5. Impact of McDonald’s Partnership Exit
On June 24, the company and McDonald’s confirmed the partnership would end July 2. This collaboration, in 2,400 McDonald’s outlets, was halted due to weak consumer demand and high costs.
“Ultimately, efforts to align unit-level economics failed, making continuation unsustainable.”
— Josh Charlesworth, CEO
6. Risks of Meme-Stock Trading
DNUT’s rally is unrelated to fundamentals and carries high volatility. Past meme stocks like GameStop and AMC saw rapid reversals once short-covering subsided.
7. Investor Takeaways & Outlook
Potential Upsides
- 17,982 points of access globally (+21.4%)
- Strong brand recognition and loyalty
- Expansion opportunities via international franchises
Key Risks
- High leverage and strained cash flow
- Loss of key McDonald’s partnership
- Ongoing net losses and dividend suspension
- Macroeconomic headwinds dampening consumption
Risk management is crucial. Limit position sizing, consider extreme volatility and liquidity risks, and wait for clearer signs of fundamental improvement before committing long-term capital.

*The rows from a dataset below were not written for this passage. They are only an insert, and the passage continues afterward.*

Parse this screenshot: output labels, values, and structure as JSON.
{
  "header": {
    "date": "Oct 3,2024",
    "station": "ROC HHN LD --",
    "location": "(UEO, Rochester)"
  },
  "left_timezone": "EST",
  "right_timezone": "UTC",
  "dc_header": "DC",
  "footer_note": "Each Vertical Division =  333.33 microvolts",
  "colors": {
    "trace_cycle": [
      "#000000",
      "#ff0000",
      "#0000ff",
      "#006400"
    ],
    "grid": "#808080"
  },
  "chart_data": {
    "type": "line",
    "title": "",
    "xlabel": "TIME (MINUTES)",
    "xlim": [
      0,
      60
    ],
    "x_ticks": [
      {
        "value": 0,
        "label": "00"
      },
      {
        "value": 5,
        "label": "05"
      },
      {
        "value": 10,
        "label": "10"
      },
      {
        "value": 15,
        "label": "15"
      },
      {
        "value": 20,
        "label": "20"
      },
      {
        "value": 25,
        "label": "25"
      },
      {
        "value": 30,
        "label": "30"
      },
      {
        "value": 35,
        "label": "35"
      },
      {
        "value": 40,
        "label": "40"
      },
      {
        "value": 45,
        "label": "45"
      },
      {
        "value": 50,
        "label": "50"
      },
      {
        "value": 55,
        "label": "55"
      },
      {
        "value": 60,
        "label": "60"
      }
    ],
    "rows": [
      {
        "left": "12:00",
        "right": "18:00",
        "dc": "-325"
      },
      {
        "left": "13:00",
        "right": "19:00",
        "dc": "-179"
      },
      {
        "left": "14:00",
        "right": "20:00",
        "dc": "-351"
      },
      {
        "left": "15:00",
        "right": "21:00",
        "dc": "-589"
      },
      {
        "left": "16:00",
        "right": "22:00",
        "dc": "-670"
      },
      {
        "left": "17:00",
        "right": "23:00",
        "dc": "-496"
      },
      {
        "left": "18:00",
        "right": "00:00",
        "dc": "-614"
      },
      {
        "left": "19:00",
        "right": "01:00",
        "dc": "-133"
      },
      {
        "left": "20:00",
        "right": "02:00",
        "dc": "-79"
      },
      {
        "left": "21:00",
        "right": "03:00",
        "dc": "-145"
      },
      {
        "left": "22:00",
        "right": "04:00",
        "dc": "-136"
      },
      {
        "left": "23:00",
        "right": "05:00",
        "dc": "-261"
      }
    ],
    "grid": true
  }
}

8. Conclusion: Bitter Aftertaste Behind a Sweet Rally
Krispy Kreme’s recent surge exemplifies a meme-stock frenzy propelled by retail buying and short-covering, not corporate strength. Despite nearly 60% gains in two days, the company still faces declining revenue, widening losses, heavy debt, and ended partnerships. Investors should look beyond the hype, rigorously assess financial health, and approach DNUT with disciplined risk controls.